We have had many good lunches in beautiful places globally, pizza in Tuscany, pub lunches in the UK and even on ski fields in America. Harbar Beachfront Cafe on the foreshore of Akaroa Harbour is one of the most incredible places we have been for lunch. The food is excellent, the staff friendly – but it is all about the view, you cannot help but be mesmerised by the harbour.

They have cleverly made the windows large in size to let in the sea breeze. It just adds to the experience. Five-star rating for lunch as far as we are concerned.

After lunch, we spent walking around the foreshore looking at the harbour and people on it, also the pier and the Akaroa Lighthouse (it’s a little tricky to find, it’s about 500 metres past the main pier – just look for the signs).

The memories we will take away from Akaroa

We will return to Akaroa. We enjoyed simply wandering around the town, sightseeing and soaking in the history of Akaroa. You had that feeling you had returned to a simpler time, a nice distraction from today’s busy world. It certainly must be a beautiful place to live.

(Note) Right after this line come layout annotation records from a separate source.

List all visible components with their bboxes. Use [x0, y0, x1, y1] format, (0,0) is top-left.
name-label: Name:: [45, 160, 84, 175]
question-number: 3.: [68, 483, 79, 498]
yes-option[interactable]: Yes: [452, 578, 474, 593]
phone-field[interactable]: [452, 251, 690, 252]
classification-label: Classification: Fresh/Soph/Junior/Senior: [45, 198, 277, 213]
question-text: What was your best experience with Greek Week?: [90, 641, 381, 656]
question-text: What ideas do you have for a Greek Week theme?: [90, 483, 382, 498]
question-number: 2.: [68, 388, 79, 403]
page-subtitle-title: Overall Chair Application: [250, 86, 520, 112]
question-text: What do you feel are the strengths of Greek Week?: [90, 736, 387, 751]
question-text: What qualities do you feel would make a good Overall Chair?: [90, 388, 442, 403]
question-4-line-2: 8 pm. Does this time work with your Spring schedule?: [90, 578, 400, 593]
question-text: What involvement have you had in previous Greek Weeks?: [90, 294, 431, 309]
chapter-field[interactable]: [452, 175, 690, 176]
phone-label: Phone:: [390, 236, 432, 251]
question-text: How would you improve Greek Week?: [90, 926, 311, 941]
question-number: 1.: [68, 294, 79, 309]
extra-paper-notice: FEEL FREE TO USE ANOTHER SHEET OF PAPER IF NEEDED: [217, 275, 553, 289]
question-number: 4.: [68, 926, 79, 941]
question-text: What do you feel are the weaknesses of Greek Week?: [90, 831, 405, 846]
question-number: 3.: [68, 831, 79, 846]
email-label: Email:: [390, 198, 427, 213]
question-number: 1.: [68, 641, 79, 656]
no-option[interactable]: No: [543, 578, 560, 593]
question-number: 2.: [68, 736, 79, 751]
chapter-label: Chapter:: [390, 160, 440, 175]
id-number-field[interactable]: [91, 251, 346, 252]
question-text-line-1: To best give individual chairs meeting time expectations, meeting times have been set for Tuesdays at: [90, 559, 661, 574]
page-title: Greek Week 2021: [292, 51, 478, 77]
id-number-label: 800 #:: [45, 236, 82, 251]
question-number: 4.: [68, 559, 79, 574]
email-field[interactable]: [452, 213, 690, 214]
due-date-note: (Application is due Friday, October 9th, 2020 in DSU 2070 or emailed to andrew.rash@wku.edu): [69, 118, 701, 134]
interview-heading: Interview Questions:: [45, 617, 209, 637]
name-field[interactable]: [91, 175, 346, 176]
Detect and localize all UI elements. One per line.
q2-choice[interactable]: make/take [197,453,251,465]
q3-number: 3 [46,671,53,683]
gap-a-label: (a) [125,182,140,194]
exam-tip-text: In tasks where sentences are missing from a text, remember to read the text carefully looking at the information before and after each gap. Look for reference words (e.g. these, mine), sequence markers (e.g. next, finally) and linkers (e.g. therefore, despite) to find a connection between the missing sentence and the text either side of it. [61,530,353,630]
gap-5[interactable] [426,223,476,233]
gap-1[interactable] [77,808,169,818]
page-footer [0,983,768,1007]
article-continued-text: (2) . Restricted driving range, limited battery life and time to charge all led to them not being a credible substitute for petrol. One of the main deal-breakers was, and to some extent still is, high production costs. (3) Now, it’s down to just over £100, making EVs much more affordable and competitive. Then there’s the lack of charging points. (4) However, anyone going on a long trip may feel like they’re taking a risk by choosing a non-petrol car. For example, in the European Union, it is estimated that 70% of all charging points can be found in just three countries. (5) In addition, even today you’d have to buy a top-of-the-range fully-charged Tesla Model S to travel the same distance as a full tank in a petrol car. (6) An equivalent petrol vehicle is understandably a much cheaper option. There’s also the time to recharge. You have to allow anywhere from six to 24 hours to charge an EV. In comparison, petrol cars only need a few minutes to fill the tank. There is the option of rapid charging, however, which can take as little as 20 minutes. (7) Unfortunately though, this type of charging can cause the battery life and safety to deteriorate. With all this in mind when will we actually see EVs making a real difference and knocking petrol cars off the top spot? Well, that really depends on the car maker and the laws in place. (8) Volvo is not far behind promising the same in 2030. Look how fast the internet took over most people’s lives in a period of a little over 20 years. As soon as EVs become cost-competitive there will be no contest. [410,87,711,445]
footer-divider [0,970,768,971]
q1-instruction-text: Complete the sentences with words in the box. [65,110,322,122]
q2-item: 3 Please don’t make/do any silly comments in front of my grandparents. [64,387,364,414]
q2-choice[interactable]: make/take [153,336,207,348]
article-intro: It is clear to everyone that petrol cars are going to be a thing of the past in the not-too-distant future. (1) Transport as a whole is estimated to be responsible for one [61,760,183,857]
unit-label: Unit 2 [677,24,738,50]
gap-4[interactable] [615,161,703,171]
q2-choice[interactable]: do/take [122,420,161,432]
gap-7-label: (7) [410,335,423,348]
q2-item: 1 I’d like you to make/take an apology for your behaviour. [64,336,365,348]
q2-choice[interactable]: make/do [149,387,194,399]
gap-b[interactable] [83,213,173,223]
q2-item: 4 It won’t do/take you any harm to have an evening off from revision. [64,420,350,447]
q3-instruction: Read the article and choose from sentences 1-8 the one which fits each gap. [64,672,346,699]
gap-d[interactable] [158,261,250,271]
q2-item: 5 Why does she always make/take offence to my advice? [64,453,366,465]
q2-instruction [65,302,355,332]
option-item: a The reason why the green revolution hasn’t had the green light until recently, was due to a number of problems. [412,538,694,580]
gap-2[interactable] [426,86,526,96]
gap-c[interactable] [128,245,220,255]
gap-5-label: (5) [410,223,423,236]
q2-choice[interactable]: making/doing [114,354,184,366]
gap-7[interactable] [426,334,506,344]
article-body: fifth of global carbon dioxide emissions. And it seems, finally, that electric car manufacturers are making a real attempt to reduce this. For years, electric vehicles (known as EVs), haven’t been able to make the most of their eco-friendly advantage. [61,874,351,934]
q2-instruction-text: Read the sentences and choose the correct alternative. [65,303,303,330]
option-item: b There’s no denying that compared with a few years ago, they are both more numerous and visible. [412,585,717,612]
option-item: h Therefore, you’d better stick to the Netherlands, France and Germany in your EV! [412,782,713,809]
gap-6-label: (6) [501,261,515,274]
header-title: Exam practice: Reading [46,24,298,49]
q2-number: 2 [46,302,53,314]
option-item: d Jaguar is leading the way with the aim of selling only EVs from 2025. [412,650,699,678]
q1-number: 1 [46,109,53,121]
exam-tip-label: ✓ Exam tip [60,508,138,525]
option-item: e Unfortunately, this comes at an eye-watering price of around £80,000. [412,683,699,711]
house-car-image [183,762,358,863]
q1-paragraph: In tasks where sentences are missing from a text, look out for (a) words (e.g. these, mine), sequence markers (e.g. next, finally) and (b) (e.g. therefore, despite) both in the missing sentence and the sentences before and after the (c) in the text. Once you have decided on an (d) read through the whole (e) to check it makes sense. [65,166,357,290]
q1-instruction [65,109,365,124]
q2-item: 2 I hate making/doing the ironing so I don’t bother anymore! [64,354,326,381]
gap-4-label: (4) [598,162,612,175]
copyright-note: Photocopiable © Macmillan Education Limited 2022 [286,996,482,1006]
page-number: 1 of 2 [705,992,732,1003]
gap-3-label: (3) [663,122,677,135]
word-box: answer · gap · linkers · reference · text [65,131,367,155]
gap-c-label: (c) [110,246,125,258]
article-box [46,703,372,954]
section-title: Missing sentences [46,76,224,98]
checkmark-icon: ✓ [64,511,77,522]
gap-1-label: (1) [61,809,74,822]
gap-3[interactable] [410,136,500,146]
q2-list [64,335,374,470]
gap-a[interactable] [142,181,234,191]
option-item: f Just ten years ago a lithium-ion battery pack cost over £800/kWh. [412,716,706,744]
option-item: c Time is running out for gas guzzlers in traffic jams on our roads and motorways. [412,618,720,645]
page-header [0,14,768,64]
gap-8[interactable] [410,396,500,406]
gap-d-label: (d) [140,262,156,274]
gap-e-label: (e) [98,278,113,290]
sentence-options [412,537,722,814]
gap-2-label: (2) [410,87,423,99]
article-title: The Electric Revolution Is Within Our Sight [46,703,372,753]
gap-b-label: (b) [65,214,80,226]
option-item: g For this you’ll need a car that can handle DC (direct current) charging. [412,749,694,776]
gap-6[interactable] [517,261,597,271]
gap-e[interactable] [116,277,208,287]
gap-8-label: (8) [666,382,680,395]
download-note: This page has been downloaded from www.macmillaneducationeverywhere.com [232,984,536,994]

A quick history of Akaroa, New Zealand

The French arrived in Akaroa Harbour on August 18, 1840, and established a settlement centred on the present-day site of Akaroa.

Bishop Pompallier established his first European station in Akaroa in 1840, as the French immigrants were all nominally Catholic. However, he closed the station in disgust due to the French immigrants’ religious apathy.

Given that the French colonists had set out for New Zealand assuming they owned the land, the New Zealand authorities granted 30,000 acres to the Nanto-Bordelaise Company, which ceded all rights to the Peninsula for £4,500.

The French initially called their settlement Port Louis-Philippe in honour of Louis Philippe I, who reigned as King of the French from 1830 to 1848. The area still shows a French influence, prominent in many local place names. It is the oldest town in Canterbury and one of the most historic places in New Zealand.

British settlement After being informed of the French intention to colonise Akaroa and to further its use as a whaling port, the Lieutenant-Governor of New Zealand, Captain William Hobson, sent the ship HMS Britomart to proclaim sovereignty over the area for the British Crown. HMS Britomart arrived in Akaroa on August 16 1840, although the captain’s log shows the arrival date as August 11.

Captain Stanley raised the British flag and held courts at each of the occupied settlements to convince the French that the area was indeed under British control. A monument at the eastern edge of the town commemorates the British arrival.

James Robinson Clough, also known as Jimmy Robinson, had arrived at Akaroa several years before. He acted as interpreter for Captain Owen Stanley at the flag-raising of 1840 and was the first European to travel up the Avon River in 1843. Clough’s descendants are still prominent on the Peninsula today.